O patria, o morte!
Forse Castro doveva morire giovane come si confà ad ogni eroe. Arrivati a questo punto il giudizio è invece lapidario e netto; e crediamo di non sbagliarci di molto se, sin da adesso, lo includiamo nella categoria dei più spietati dittatori.
A Cuba, in linea di massima, si sono risparmiati i Gulag e i Lager che invece hanno segnato la nostra geografia politica. Ma il suo più importante obiettivo strategico, quello di una autonomia dagli Stati Uniti, elemento in sé condivisibile, lo ha adempiuto affamando il popolo in maniera indegna e senza alcuna pietà umana.
Se questa idea di auto isolarsi dal mondo per combattere una battaglia anti-imperialista fosse stata assunta liberamente, magari con elezioni democratiche, avremmo oggi considerato quella comunità nazionale come quella più fieramente patriottica della storia recente. Tuttavia, le scelte le faceva uno solo perché fu Castro ad obbligare i suoi connazionali a chiudersi in un angusto recinto, a campare male e soprattutto sulle spalle dei cugini sovietici. Tentò in più frangenti un minimo di autodeterminazione ma il percorso era segnato.

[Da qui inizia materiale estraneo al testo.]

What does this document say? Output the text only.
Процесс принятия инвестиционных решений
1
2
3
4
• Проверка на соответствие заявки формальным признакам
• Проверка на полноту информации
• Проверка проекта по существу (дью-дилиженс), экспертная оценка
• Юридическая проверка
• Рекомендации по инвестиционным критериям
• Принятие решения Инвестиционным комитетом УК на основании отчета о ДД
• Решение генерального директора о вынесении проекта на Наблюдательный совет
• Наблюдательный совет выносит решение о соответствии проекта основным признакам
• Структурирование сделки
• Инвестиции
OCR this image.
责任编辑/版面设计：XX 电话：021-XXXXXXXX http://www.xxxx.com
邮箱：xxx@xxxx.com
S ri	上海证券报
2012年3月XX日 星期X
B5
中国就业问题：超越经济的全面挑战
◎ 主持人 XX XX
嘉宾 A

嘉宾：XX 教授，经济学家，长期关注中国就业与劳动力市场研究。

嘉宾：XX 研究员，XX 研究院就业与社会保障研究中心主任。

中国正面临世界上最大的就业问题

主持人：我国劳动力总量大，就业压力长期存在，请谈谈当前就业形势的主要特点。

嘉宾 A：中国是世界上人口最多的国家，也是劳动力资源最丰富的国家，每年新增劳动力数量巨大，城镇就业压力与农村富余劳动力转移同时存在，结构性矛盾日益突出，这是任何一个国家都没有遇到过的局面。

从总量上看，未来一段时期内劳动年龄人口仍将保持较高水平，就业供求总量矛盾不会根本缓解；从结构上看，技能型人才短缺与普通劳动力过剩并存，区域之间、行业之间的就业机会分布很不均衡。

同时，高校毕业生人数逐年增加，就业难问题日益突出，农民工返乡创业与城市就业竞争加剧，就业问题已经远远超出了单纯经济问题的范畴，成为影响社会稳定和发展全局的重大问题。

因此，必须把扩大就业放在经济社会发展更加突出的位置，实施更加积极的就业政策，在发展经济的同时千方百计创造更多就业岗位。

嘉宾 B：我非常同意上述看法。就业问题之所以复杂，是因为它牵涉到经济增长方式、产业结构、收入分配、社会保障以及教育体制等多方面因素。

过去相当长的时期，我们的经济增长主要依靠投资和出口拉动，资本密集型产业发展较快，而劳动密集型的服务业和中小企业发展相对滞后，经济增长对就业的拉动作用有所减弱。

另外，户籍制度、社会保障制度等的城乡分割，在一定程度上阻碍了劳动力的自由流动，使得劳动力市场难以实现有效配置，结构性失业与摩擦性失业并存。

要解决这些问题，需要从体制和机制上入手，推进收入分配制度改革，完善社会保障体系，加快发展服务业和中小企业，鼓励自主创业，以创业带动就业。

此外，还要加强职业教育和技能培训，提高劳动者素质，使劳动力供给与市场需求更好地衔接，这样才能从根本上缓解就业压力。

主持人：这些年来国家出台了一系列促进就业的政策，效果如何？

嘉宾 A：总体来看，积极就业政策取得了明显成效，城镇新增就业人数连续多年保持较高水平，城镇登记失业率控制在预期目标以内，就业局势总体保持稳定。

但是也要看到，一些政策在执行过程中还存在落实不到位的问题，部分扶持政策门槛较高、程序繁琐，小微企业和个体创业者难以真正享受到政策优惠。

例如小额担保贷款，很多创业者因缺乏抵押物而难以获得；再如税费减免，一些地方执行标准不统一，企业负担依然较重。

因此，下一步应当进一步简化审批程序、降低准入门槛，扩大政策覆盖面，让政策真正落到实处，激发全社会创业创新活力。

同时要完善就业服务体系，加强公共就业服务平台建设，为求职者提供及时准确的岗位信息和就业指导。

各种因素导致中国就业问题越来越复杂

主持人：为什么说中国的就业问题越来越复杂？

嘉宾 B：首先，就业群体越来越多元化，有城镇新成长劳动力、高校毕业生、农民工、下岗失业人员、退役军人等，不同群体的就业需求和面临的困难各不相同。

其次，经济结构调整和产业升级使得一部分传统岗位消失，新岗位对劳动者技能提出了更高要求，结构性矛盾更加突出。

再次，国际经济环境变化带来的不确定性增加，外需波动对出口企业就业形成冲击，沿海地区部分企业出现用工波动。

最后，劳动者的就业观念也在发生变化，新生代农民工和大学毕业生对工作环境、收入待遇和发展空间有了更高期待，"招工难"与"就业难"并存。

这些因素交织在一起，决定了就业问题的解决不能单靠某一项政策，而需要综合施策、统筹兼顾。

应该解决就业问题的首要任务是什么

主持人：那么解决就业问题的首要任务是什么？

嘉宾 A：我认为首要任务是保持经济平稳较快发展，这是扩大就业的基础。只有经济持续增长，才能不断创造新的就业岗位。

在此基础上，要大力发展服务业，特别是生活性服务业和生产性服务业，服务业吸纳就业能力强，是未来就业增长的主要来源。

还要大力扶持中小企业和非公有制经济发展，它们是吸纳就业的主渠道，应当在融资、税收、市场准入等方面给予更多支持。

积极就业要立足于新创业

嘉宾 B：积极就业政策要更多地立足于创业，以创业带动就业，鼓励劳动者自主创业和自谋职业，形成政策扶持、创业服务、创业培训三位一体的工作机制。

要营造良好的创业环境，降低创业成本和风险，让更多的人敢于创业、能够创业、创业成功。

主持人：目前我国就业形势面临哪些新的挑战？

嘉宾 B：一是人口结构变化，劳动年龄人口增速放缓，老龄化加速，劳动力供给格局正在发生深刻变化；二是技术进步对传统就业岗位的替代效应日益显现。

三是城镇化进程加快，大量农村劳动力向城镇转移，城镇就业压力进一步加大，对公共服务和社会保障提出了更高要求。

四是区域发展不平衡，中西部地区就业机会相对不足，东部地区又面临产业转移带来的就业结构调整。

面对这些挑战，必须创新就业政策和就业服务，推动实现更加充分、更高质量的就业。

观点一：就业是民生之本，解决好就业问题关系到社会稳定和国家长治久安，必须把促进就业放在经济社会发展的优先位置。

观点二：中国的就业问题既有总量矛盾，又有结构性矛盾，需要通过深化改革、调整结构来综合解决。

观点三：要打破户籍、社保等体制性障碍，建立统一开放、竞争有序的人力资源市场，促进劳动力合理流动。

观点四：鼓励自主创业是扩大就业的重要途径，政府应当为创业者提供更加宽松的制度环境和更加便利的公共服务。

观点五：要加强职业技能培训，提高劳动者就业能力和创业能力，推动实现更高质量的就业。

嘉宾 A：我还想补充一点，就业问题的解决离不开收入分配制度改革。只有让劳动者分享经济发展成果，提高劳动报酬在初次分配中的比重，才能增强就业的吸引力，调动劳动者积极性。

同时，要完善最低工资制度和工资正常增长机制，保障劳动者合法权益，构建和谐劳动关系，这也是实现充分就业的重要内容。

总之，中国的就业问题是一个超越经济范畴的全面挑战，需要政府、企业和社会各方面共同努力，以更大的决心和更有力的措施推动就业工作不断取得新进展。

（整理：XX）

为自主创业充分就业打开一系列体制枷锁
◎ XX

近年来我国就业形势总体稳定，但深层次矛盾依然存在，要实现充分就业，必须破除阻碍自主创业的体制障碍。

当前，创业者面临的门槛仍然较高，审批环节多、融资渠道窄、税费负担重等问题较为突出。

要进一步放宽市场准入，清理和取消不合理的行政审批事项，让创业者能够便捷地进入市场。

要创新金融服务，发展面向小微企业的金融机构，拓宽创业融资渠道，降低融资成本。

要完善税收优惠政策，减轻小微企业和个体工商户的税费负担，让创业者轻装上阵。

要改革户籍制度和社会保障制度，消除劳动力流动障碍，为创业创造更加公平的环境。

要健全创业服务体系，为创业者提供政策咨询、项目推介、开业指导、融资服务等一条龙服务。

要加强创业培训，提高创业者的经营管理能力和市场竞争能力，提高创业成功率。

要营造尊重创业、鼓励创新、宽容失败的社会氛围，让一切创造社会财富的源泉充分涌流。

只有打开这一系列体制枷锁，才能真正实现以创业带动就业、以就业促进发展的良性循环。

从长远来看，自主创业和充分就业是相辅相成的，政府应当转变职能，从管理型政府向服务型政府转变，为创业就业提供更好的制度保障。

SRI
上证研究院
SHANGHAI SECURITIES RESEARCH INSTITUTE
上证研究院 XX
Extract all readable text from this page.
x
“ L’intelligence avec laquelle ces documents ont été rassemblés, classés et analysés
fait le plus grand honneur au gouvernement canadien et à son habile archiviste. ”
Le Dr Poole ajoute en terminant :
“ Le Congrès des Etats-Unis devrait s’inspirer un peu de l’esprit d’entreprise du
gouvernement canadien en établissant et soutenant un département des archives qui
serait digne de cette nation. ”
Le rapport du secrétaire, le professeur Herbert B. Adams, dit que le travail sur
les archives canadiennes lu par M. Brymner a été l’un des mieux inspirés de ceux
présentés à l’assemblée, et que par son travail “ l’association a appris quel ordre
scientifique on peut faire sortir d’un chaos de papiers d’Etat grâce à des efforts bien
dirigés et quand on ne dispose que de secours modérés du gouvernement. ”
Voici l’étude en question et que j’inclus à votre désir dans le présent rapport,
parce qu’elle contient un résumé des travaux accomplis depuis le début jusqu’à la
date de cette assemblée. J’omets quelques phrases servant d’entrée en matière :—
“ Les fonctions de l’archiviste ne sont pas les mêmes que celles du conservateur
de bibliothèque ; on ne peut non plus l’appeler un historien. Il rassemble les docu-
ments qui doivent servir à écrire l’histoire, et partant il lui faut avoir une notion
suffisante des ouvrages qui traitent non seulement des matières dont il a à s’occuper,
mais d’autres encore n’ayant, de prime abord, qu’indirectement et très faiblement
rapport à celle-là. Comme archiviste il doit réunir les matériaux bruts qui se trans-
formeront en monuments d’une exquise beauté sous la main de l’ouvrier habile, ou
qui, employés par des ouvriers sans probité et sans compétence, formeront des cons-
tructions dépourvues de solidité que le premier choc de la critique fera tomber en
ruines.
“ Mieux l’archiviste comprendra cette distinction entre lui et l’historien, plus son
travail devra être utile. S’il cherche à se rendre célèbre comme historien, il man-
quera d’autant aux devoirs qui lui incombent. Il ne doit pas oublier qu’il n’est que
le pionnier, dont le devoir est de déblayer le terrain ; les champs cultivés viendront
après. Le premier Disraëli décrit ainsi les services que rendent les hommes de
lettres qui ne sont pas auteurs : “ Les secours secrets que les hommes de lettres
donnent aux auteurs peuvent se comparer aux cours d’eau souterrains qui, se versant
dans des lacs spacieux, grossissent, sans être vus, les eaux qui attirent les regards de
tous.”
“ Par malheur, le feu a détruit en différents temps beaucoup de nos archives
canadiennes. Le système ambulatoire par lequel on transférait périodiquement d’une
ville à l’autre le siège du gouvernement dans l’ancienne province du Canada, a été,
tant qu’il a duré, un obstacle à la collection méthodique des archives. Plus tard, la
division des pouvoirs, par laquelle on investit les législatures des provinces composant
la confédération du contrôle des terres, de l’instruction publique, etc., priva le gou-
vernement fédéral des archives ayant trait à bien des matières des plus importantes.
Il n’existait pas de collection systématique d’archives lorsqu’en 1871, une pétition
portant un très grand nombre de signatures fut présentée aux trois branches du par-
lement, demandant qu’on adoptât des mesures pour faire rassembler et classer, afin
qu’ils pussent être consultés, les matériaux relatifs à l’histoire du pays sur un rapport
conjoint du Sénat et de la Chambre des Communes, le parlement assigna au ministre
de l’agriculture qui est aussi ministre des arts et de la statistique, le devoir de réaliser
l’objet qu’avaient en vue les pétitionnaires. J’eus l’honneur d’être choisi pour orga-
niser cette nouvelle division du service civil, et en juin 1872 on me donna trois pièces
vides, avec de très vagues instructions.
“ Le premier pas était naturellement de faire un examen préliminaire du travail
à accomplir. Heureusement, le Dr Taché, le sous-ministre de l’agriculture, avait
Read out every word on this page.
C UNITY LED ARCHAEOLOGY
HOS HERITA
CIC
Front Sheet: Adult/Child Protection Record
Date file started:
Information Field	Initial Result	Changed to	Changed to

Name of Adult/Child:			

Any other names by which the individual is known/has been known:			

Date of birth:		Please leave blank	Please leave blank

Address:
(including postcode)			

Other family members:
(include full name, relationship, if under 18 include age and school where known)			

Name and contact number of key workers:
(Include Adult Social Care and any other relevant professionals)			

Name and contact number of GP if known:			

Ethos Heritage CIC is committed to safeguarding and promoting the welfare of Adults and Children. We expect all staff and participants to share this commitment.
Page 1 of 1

Questa storia è però risaputa. Così come è arcinota la storia di tante donne cubane anelanti vezzi e inutili chincaglierie nostrane e che dunque si resero schiave al servizio di puttanieri occidentali in servizio permanente effettivo i quali mentivano alla loro coscienza autoproclamandosi ‘conquistadores’ del secolo novecento. Il turismo sessuale era infatti conosciuto dalle autorità ma celato pubblicamente. E non capitava nulla di diverso di quanto già non accadesse nell’Est europeo prima della caduta del Muro ma l’evidenza doveva essere negata. Dichiarare tale pratica significava ammettere la sconfitta di un intero progetto ideologico, perché quello non era il Paradiso descritto dai Gianni Minà di turno e le centinaia di migliaia di profughi scappati via, poi rifugiatisi nella vicina Miami, avevano terrore di vivere un solo attimo in più in una isola amata solo dai turisti.
Basterebbero questi pochi elementi per scaraventare Castro in uno dei più terribili gironi danteschi. Ma sappiamo tutti che una personalità debordante e un fenomeno di una tale ampiezza anche mediatica non può ridursi a pochi aggettivi e alle mie poche righe.
Certo, appare abbastanza ovvio che qualunque percorso analitico si voglia seguire, esso non potrà mai essere esente da una ed una sola conclusione: Castro ha rappresentato la versione latino americana del comunismo. Niente di più, niente di meno. Un po’ rum, qualche tirata di sigaro, bella musica, qualche discreto ospedale e, per il resto, fame, sporcizia e miseria.
E allora, perché era meglio morisse giovane? Perché c’è il primo Castro, quello nazionalista, non ancora sfibrato e avvinghiato ad elucubrazioni teoriche. C’è quella fase giovanile, neo-peronista, di chi volle sollevare le masse miscelando il patriottismo con venature di un socialismo epidermico e non ancora mummificato dalla ideologia. Ma quel Castro, per tutta una serie di motivi interni ed internazionali, durò poco. Un battito d’ali. Subito prevalse quello che poi tutti imparammo a conoscere. Quello che insieme ai suoi sgherri rinsaldava fallaci certezze nella ricerca ossessiva del comunismo perfetto, ma al contempo obbligava i connazionali all’inferno sulla terra. Doveva morire giovane. Ecco tutto!